The role of skills is what makes the agent decisive rather than chatty. Skills give Claude Code specific context about what individual API calls do, so when Westin asks it to run a query or deploy a sensor, it understands how to proceed without stopping to ask a string of clarifying questions. The skills live in a public repo, which means a provider can read them, extend them, or write their own. That open posture is the difference between an agent that does what a vendor anticipated and one that does what your operation actually needs.

Where the margin actually leaks

The terminal demos are where the argument gets sharp, because they move into the work providers do not bill well for. In VS Code, Claude Code reaches both the MCP server and command-line tools like the AWS CLI and GitHub. Westin asks it to create an installation key and deploy an EDR sensor to an AWS EC2 instance. He never specifies EC2, and the agent infers it from the single instance present, runs the AWS queries, generates the configuration and scripts, and completes the deployment, which he then verifies in LimaCharlie by confirming telemetry is flowing. He scales the same idea to onboarding a customer across AWS, Azure, GCP, and Digital Ocean at once: skills discover the available data sources, deploy sensors, and connect each environment, provided the operator holds the right permissions. By hand, that is a few hours of work. Here it runs in roughly sixteen minutes.
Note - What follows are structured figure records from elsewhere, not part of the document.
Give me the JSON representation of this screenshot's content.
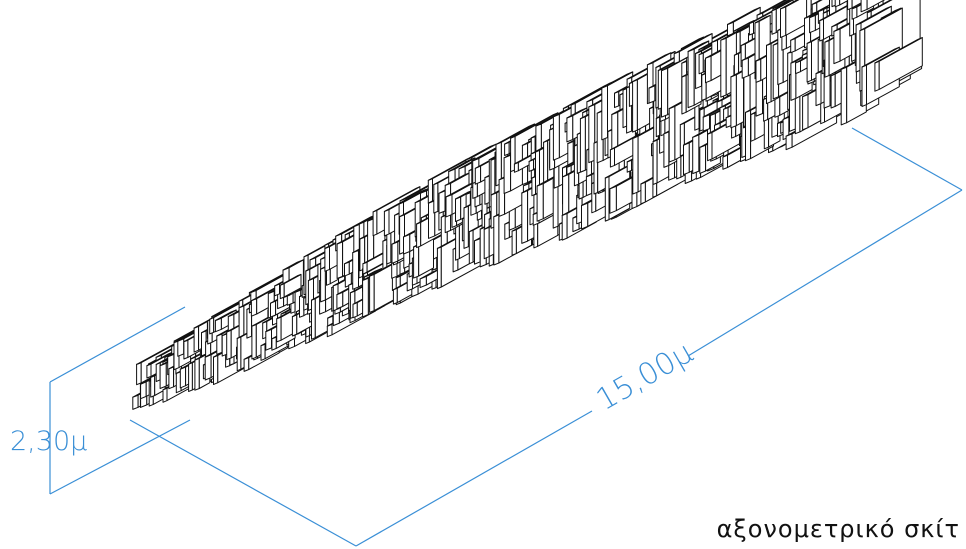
{
  "drawing": {
    "line_color": "#3a8fd6",
    "structure_color": "#111111",
    "height_dimension": "2,30μ",
    "length_dimension": "15,00μ",
    "caption": "αξονομετρικό σκίτ"
  }
}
Westin is careful not to oversell the autonomy, and the caveat is worth more than the speed claim. A large organization, he says, probably wants a more stepped approach, deploying off EC2 instances first, bringing in CloudTrail, and letting the agent prompt more often before it acts. The fast path is for smaller environments. That distinction is what separates a credible operational tool from a demo. The same workspace can run wide open or on a short leash, and the operator decides which.
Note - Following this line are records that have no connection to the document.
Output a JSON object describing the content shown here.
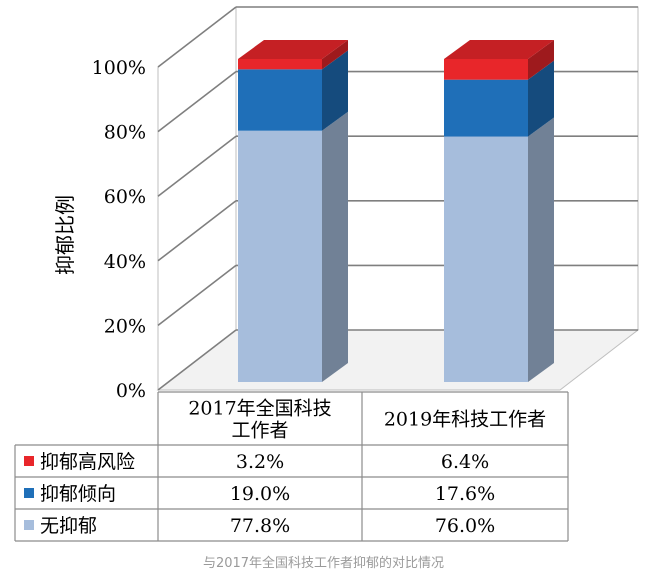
{
  "chart_data": {
    "type": "bar",
    "stacked": true,
    "three_d": true,
    "ylabel": "抑郁比例",
    "ylim": [
      0,
      100
    ],
    "yticks": [
      "0%",
      "20%",
      "40%",
      "60%",
      "80%",
      "100%"
    ],
    "grid": true,
    "categories": [
      "2017年全国科技工作者",
      "2019年科技工作者"
    ],
    "category_lines": [
      [
        "2017年全国科技",
        "工作者"
      ],
      [
        "2019年科技工作者"
      ]
    ],
    "series": [
      {
        "name": "无抑郁",
        "color": "#a6bddc",
        "values": [
          77.8,
          76.0
        ],
        "labels": [
          "77.8%",
          "76.0%"
        ]
      },
      {
        "name": "抑郁倾向",
        "color": "#1f6fb8",
        "values": [
          19.0,
          17.6
        ],
        "labels": [
          "19.0%",
          "17.6%"
        ]
      },
      {
        "name": "抑郁高风险",
        "color": "#e8262a",
        "values": [
          3.2,
          6.4
        ],
        "labels": [
          "3.2%",
          "6.4%"
        ]
      }
    ],
    "table_order": [
      "抑郁高风险",
      "抑郁倾向",
      "无抑郁"
    ],
    "legend": "data-table"
  },
  "caption": "与2017年全国科技工作者抑郁的对比情况"
}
The remaining examples extend the pattern into recurring delivery. Westin stands up a new tenant called Bob's Plumbing, deploys the free community Sigma rules, and enables the Git sync extension so the detection rules and the tenant's full configuration land in a GitHub repository, a setup that can be replicated to spin up further organizations consistently. For false positives, Claude Code analyzes the detection logic and the alerts firing against it, identifies three rules worth changing, and recommends suppression rules, a job Westin notes can run on a schedule to keep tuning detection efficiency without anyone watching. And when a new incident breaks, the agent reads a public article, recognizes the indicators of compromise, builds lookups for them, and writes new detection rules, so a provider can sweep historical telemetry and catch the indicators going forward from one prompt.

Pulled together, these are not six features. They are one claim demonstrated six ways. The bottleneck in a managed security operation was never the analyst's clicking speed. It was that every operational task (deployment, onboarding, reproducibility, tuning, intel) demanded a human translate intent into the right API calls in the right tenant. Expose the whole platform to an agent, give it skills that know what those calls mean, and the translation step largely disappears. For an MSSP or MDR, that is where the economics live, because the tedious work that spans the entire operation is exactly the work that does not scale with headcount. English becomes the interface to the parts of the job a chatbot bolted onto an alert queue was never going to touch.